# Thread: Linear Approximation problem

1. ## Linear Approximation problem

Hi, I'm given the function f(x,y)= sqrt(x^2+y^2) and the points (3.01, 3.98). I think that once plugging the points in is simple enough but I'm confused as to where to begin. Am I supposed to just take the derivative of the entire function? Which I believe would lead to (1/2(x^2+y^2)^-1/2)+(2x^-1/2+2y^-1/2).^-1/2+2y^-1/2). Thank you in advance

2. ## Re: Linear Approximation problem

Originally Posted by grandmarquis84
Hi, I'm given the function f(x,y)= sqrt(x^2+y^2) and the points (3.01, 3.98). I think that once plugging the points in is simple enough but I'm confused as to where to begin. Am I supposed to just take the derivative of the entire function? Which I believe would lead to (1/2(x^2+y^2)^-1/2)+(2x^-1/2+2y^-1/2).^-1/2+2y^-1/2). Thank you in advance
You are telling us what you are given. What is the question, that is, what you are asked to do with this.

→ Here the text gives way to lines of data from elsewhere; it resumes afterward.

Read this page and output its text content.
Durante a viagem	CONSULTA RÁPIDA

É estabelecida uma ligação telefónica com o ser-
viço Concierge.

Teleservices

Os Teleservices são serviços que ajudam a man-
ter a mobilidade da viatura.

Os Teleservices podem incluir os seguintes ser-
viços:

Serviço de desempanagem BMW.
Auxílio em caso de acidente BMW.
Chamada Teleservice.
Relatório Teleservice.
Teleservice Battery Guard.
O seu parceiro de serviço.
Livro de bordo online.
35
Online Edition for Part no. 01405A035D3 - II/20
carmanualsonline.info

3. ## Re: Linear Approximation problem

This is the linear approximation formula:

$f(x,y) \approx f(x_0,y_0)+f_x(x_0,y_0)(x-x_0) + f_y(x_0,y_0)(y-y_0)$

So, $f_x(x,y) = \dfrac{x}{\sqrt{x^2+y^2}}, f_y(x,y) = \dfrac{y}{\sqrt{x^2+y^2}}$

Then,
\begin{align*}f(3.01,3.98) & \approx f(3,4) + f_x(3,4)(3.01-3) + f_y(3,4)(3.98-4) \\ & = 5+0.006 -0.016 \\ & = 4.99\end{align*}